Abstract

Abstract After Confucius died, his disciples formed the Eight Confucian Factions [rujia ba pai 儒家八派]. The most influential among them were the moral idealist school of Mencius 孟子, which proposed the doctrine of heart-mind and human nature [xinxing 心性], and the political idealist school of Xunzi 荀子, which posited a political interpretation of Confucianism. The Mencian approach emphasized the ethics of Confucianism, whereas the Xunzian approach focused on the political application of Confucianism. Their respective weaknesses have become evident in the present. It is hoped that we can overcome their shortcomings by integrating them and formulating a new approach to modern Confucianism that uses their advantages. However, modern Confucianism had made important contributions not only in its synthesis of Mencian and Xunzian thought but, more importantly, as it carries on the approach advocated by Dong Zhongshu 董仲舒. This involves not only examining the political applications of a particular kind of scholarship on the Chunqiu gongyang zhuan 春秋公羊傳 [The Gongyang Commentary on the Spring and Autumn Annals] developed by Dong known as Gongyang scholarship [gongyang xue 公羊學] but also integrating the internal principles and politics of Confucianism.
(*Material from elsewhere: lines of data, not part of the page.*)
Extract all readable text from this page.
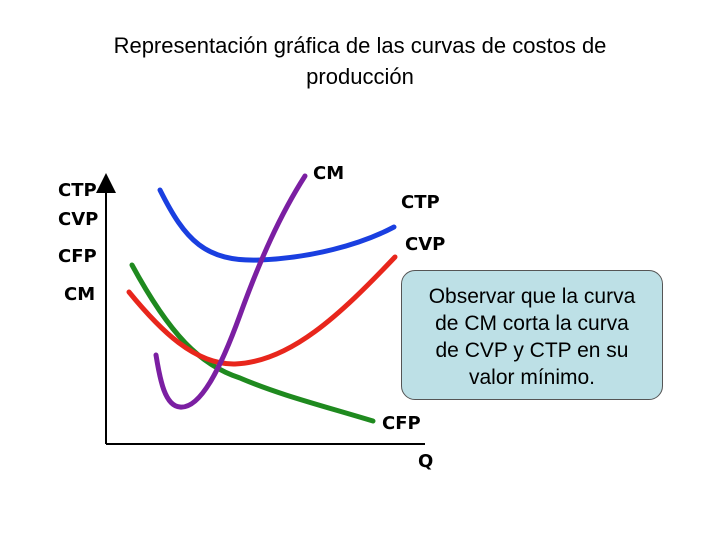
Representación gráfica de las curvas de costos de
producción
CTP
CVP
CFP
CM
Q
CM
CTP
CVP
CFP
Observar que la curva
de CM corta la curva
de CVP y CTP en su
valor mínimo.
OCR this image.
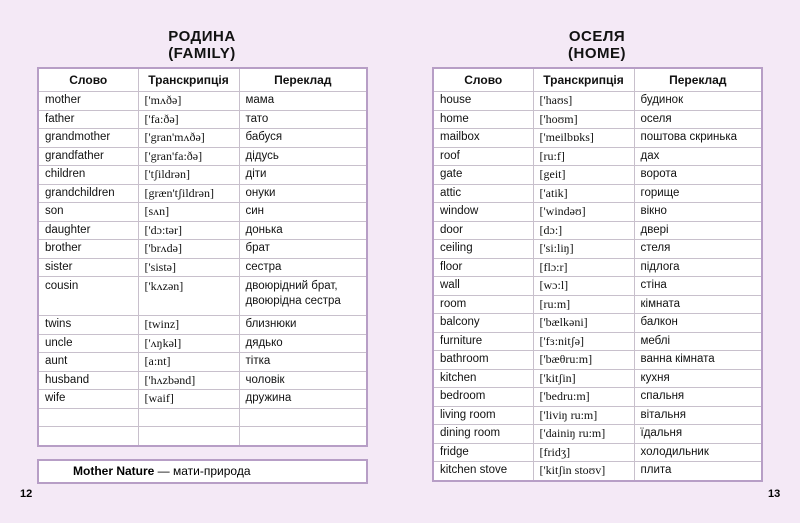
РОДИНА
(FAMILY)
Слово	Транскрипція	Переклад
mother	['mʌðə]	мама
father	['fa:ðə]	тато
grandmother	['gran'mʌðə]	бабуся
grandfather	['gran'fa:ðə]	дідусь
children	['tʃildrən]	діти
grandchildren	[græn'tʃildrən]	онуки
son	[sʌn]	син
daughter	['dɔ:tər]	донька
brother	['brʌdə]	брат
sister	['sistə]	сестра
cousin	['kʌzən]	двоюрідний брат, двоюрідна сестра
twins	[twinz]	близнюки
uncle	['ʌŋkəl]	дядько
aunt	[a:nt]	тітка
husband	['hʌzbənd]	чоловік
wife	[waif]	дружина

Mother Nature — мати-природа
12
ОСЕЛЯ
(HOME)
Слово	Транскрипція	Переклад
house	['haʊs]	будинок
home	['hoʊm]	оселя
mailbox	['meilbɒks]	поштова скринька
roof	[ru:f]	дах
gate	[geit]	ворота
attic	['atik]	горище
window	['windəʊ]	вікно
door	[dɔ:]	двері
ceiling	['si:liŋ]	стеля
floor	[flɔ:r]	підлога
wall	[wɔ:l]	стіна
room	[ru:m]	кімната
balcony	['bælkəni]	балкон
furniture	['fɜ:nitʃə]	меблі
bathroom	['bæθru:m]	ванна кімната
kitchen	['kitʃin]	кухня
bedroom	['bedru:m]	спальня
living room	['liviŋ ru:m]	вітальня
dining room	['dainiŋ ru:m]	їдальня
fridge	[fridʒ]	холодильник
kitchen stove	['kitʃin stoʊv]	плита
13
In theory, it requires an integration of the strengths of various schools to achieve a Confucian ideological system that embraces the Hundred Schools of Thought [zhuzi baijia 諸子百家]. In practice, it entails actual political application taken from a melting pot of the theoretical and political ambitions of Confucianism that is superior to the form of Confucianism that originated in the pre-Qin period [221 BCE] and other schools of thought and their successors.